Extended Data Fig. 8: Related to Figure 4. SP9 penetrates epithelial cells when conjugated to CPPs and inhibit mucin secretion from airway epithelium cells.
From: Inhibition of calcium-triggered secretion by hydrocarbon-stapled peptides
a, Representative confocal images (z-sections) of fixed HAE cells treated with SP9-Cy3 or SP9-Cy3 conjugated to CPPs or biotin. Biotin-SP9-Cy3 was bound to streptavidin-conjugated C2 or CRM197. The experiment was repeated twice with ALI cultures from different donors with similar results. Scale bar, 10 µm. b, The diagram illustrates the analysis of intracellular localization of MUC5AC, Cy3, and DAPI in airway secretory cells. Fluorescence intensities of DAPI, AlexaFluor 488 (MUC5AC) and Cy3 were analysed within individual MUC5AC+ cells at each z-section, normalized and fluorescence intensity traces calculated along the basolateral to apical cell axis. c, Representative western blot immunofluorescence images for MUC5AC on apical surface of untreated HAE cells (control 1 and 2) or HAE cells treated with 100 μM SP9-Cy3, PEN-SP9-Cy3, TAT-SP9-Cy3, PEN-P9-Cy3, or TAT-P9-Cy3 for 24 h before stimulation. Wash represents MUC5AC accumulated during culture and before start of experiment. Baseline represents unstimulated MUC5AC secretion during a 15 min period after removal of accumulated MUC5AC and experimental represents MUC5AC secreted within 15 min of stimulation with (ATP) or without (no ATP) 100 µM ATP. Lysate represents MUC5AC within HAE cells at the end of the experiment. Cells were treated with IL-13 to induce mucous metaplasia. All original blots are shown in Supplementary Fig 1b. d, Box plots and data points show the ratio of experimental / baseline secretion (fold increase of stimulated secretion over baseline secretion) following 24 h preincubation with 100 μM of the respective peptides.
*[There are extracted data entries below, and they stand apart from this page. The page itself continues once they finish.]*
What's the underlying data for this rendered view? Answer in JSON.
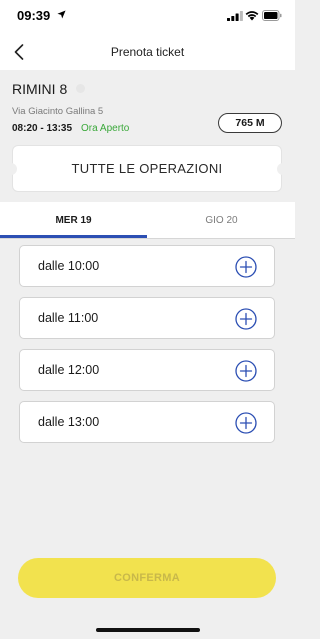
{
  "status_bar": {
    "time": "09:39"
  },
  "nav": {
    "title": "Prenota ticket"
  },
  "store": {
    "name": "RIMINI 8",
    "address": "Via Giacinto Gallina 5",
    "hours": "08:20 - 13:35",
    "status": "Ora Aperto",
    "distance": "765 M"
  },
  "operations_label": "TUTTE LE OPERAZIONI",
  "tabs": [
    {
      "label": "MER 19",
      "selected": true
    },
    {
      "label": "GIO 20",
      "selected": false
    }
  ],
  "slots": [
    {
      "label": "dalle 10:00"
    },
    {
      "label": "dalle 11:00"
    },
    {
      "label": "dalle 12:00"
    },
    {
      "label": "dalle 13:00"
    }
  ],
  "confirm_label": "CONFERMA",
  "colors": {
    "accent_blue": "#2c4fb3",
    "open_green": "#3aa83a",
    "confirm_yellow": "#f2e24e"
  }
}
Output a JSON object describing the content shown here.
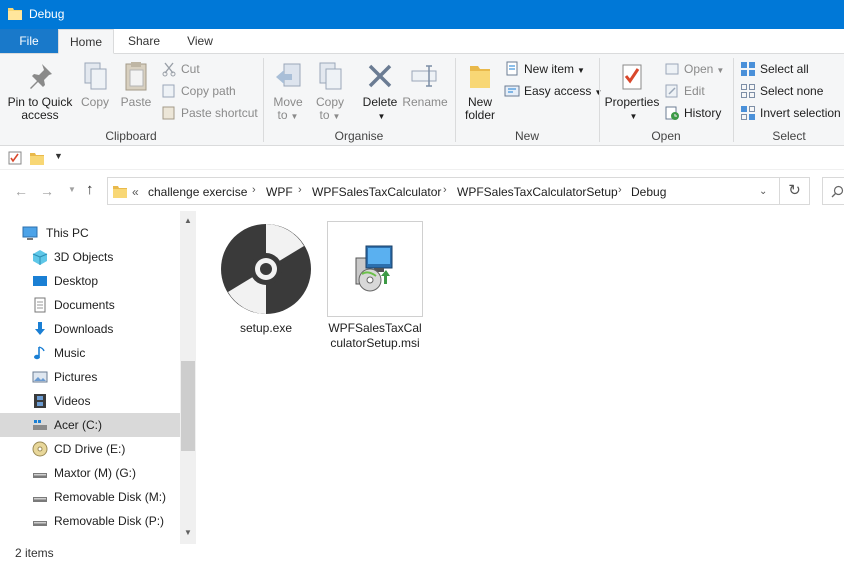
{
  "window": {
    "title": "Debug",
    "status": "2 items"
  },
  "tabs": {
    "file": "File",
    "home": "Home",
    "share": "Share",
    "view": "View"
  },
  "ribbon": {
    "clipboard": {
      "label": "Clipboard",
      "pin_line1": "Pin to Quick",
      "pin_line2": "access",
      "copy": "Copy",
      "paste": "Paste",
      "cut": "Cut",
      "copy_path": "Copy path",
      "paste_shortcut": "Paste shortcut"
    },
    "organise": {
      "label": "Organise",
      "move_to": "Move",
      "move_to2": "to",
      "copy_to": "Copy",
      "copy_to2": "to",
      "delete": "Delete",
      "rename": "Rename"
    },
    "new": {
      "label": "New",
      "new_folder1": "New",
      "new_folder2": "folder",
      "new_item": "New item",
      "easy_access": "Easy access"
    },
    "open": {
      "label": "Open",
      "properties": "Properties",
      "open": "Open",
      "edit": "Edit",
      "history": "History"
    },
    "select": {
      "label": "Select",
      "select_all": "Select all",
      "select_none": "Select none",
      "invert": "Invert selection"
    }
  },
  "address": {
    "overflow": "«",
    "crumbs": [
      "challenge exercise",
      "WPF",
      "WPFSalesTaxCalculator",
      "WPFSalesTaxCalculatorSetup",
      "Debug"
    ]
  },
  "nav": {
    "items": [
      {
        "label": "This PC",
        "icon": "monitor-icon"
      },
      {
        "label": "3D Objects",
        "icon": "cube-icon"
      },
      {
        "label": "Desktop",
        "icon": "desktop-icon"
      },
      {
        "label": "Documents",
        "icon": "document-icon"
      },
      {
        "label": "Downloads",
        "icon": "download-icon"
      },
      {
        "label": "Music",
        "icon": "music-icon"
      },
      {
        "label": "Pictures",
        "icon": "picture-icon"
      },
      {
        "label": "Videos",
        "icon": "film-icon"
      },
      {
        "label": "Acer (C:)",
        "icon": "drive-icon"
      },
      {
        "label": "CD Drive (E:)",
        "icon": "cd-icon"
      },
      {
        "label": "Maxtor (M) (G:)",
        "icon": "drive-icon"
      },
      {
        "label": "Removable Disk (M:)",
        "icon": "drive-icon"
      },
      {
        "label": "Removable Disk (P:)",
        "icon": "drive-icon"
      }
    ]
  },
  "files": [
    {
      "name": "setup.exe",
      "icon": "disc-icon"
    },
    {
      "name": "WPFSalesTaxCalculatorSetup.msi",
      "icon": "installer-icon"
    }
  ],
  "colors": {
    "accent": "#0078d7",
    "file_tab": "#1979ca",
    "selected_nav": "#d9d9d9"
  }
}
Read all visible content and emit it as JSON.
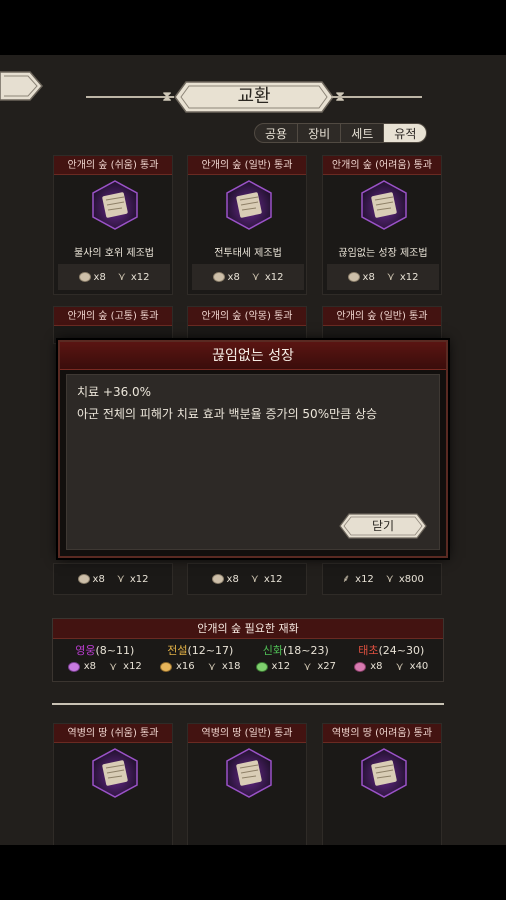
{
  "title": "교환",
  "tabs": [
    "공용",
    "장비",
    "세트",
    "유적"
  ],
  "active_tab": "유적",
  "colors": {
    "card_header": "#431311",
    "rarity_hero": "#b93ccf",
    "rarity_legend": "#e0b046",
    "rarity_myth": "#4fbf55",
    "rarity_primal": "#e05040"
  },
  "cards_row1": [
    {
      "header": "안개의 숲 (쉬움) 통과",
      "name": "불사의 호위 제조법",
      "cost1": "x8",
      "cost2": "x12",
      "icon": "scroll-icon"
    },
    {
      "header": "안개의 숲 (일반) 통과",
      "name": "전투태세 제조법",
      "cost1": "x8",
      "cost2": "x12",
      "icon": "scroll-icon"
    },
    {
      "header": "안개의 숲 (어려움) 통과",
      "name": "끊임없는 성장 제조법",
      "cost1": "x8",
      "cost2": "x12",
      "icon": "scroll-icon"
    }
  ],
  "cards_row2": [
    {
      "header": "안개의 숲 (고통) 통과",
      "cost1": "x8",
      "cost2": "x12"
    },
    {
      "header": "안개의 숲 (악몽) 통과",
      "cost1": "x8",
      "cost2": "x12"
    },
    {
      "header": "안개의 숲 (일반) 통과",
      "cost1": "x12",
      "cost2": "x800"
    }
  ],
  "requirements": {
    "title": "안개의 숲 필요한 재화",
    "tiers": [
      {
        "rarity": "영웅",
        "range": "(8~11)",
        "c1": "x8",
        "c2": "x12"
      },
      {
        "rarity": "전설",
        "range": "(12~17)",
        "c1": "x16",
        "c2": "x18"
      },
      {
        "rarity": "신화",
        "range": "(18~23)",
        "c1": "x12",
        "c2": "x27"
      },
      {
        "rarity": "태초",
        "range": "(24~30)",
        "c1": "x8",
        "c2": "x40"
      }
    ]
  },
  "cards_row3": [
    {
      "header": "역병의 땅 (쉬움) 통과"
    },
    {
      "header": "역병의 땅 (일반) 통과"
    },
    {
      "header": "역병의 땅 (어려움) 통과"
    }
  ],
  "modal": {
    "title": "끊임없는 성장",
    "line1": "치료 +36.0%",
    "line2": "아군 전체의 피해가 치료 효과 백분율 증가의 50%만큼 상승",
    "close_label": "닫기"
  }
}
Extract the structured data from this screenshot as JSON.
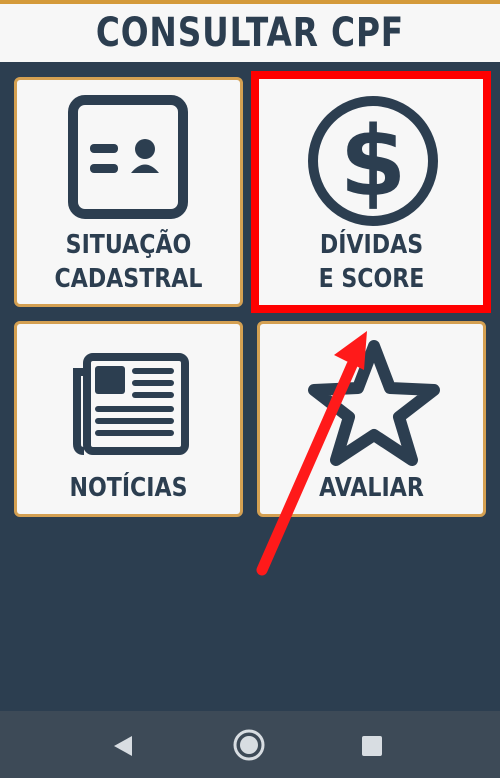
{
  "header": {
    "title": "CONSULTAR CPF"
  },
  "tiles": {
    "situacao": {
      "line1": "SITUAÇÃO",
      "line2": "CADASTRAL",
      "icon": "id-card-icon"
    },
    "dividas": {
      "line1": "DÍVIDAS",
      "line2": "E SCORE",
      "icon": "dollar-coin-icon"
    },
    "noticias": {
      "line1": "NOTÍCIAS",
      "icon": "newspaper-icon"
    },
    "avaliar": {
      "line1": "AVALIAR",
      "icon": "star-icon"
    }
  },
  "annotation": {
    "highlight_color": "#ff0000",
    "arrow_color": "#ff0000"
  },
  "colors": {
    "background": "#2c3e50",
    "tile": "#f7f7f7",
    "tile_border": "#d4a052",
    "accent_line": "#d49a3a"
  },
  "navbar": {
    "back": "back-icon",
    "home": "home-icon",
    "recents": "recents-icon"
  }
}
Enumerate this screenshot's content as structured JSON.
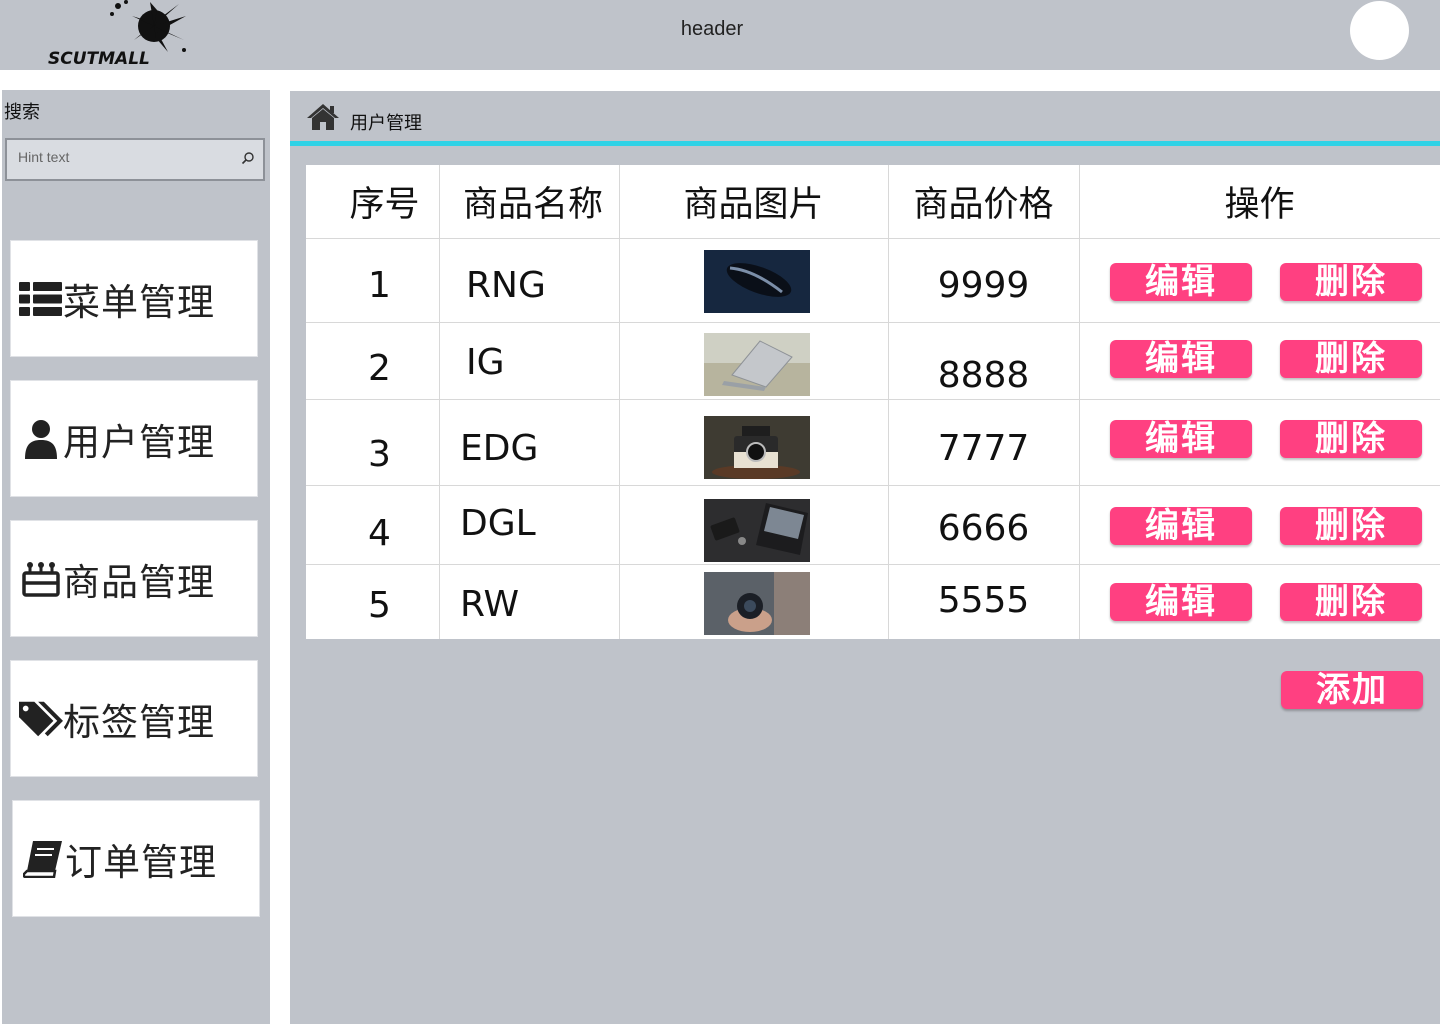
{
  "header": {
    "logo_text": "SCUTMALL",
    "title": "header"
  },
  "search": {
    "label": "搜索",
    "placeholder": "Hint text"
  },
  "sidebar": {
    "items": [
      {
        "label": "菜单管理",
        "icon": "list-icon"
      },
      {
        "label": "用户管理",
        "icon": "user-icon"
      },
      {
        "label": "商品管理",
        "icon": "gift-icon"
      },
      {
        "label": "标签管理",
        "icon": "tags-icon"
      },
      {
        "label": "订单管理",
        "icon": "book-icon"
      }
    ]
  },
  "breadcrumb": {
    "label": "用户管理",
    "icon": "home-icon"
  },
  "table": {
    "headers": [
      "序号",
      "商品名称",
      "商品图片",
      "商品价格",
      "操作"
    ],
    "rows": [
      {
        "id": "1",
        "name": "RNG",
        "image": "mouse-photo",
        "price": "9999"
      },
      {
        "id": "2",
        "name": "IG",
        "image": "laptop-photo",
        "price": "8888"
      },
      {
        "id": "3",
        "name": "EDG",
        "image": "instant-camera-photo",
        "price": "7777"
      },
      {
        "id": "4",
        "name": "DGL",
        "image": "desk-laptop-photo",
        "price": "6666"
      },
      {
        "id": "5",
        "name": "RW",
        "image": "lens-in-hand-photo",
        "price": "5555"
      }
    ],
    "edit_label": "编辑",
    "delete_label": "删除"
  },
  "add_label": "添加",
  "colors": {
    "panel_gray": "#bfc3ca",
    "accent_cyan": "#2fd2e6",
    "button_pink": "#ff4081"
  }
}
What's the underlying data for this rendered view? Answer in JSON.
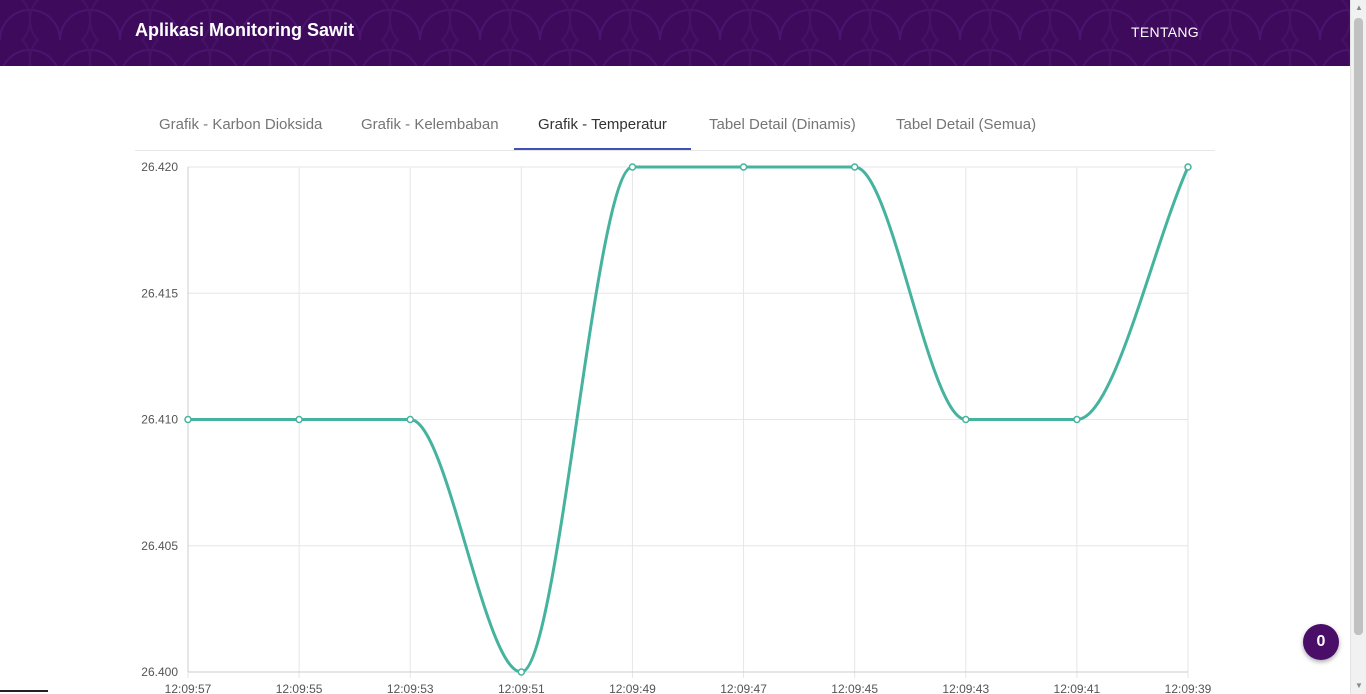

Numbers below box-plots indicate n for each condition, representing individual ALI cultures derived from 4 donors for each condition. * p = 0.046 for HAE cells treated with 100 μM PEN-SP9-Cy3, and p = 0.016 for HAE cells treated with 100 μM TAT-SP9-Cy3, assessed by two-way ANOVA followed by post-hoc Dunnett`s test.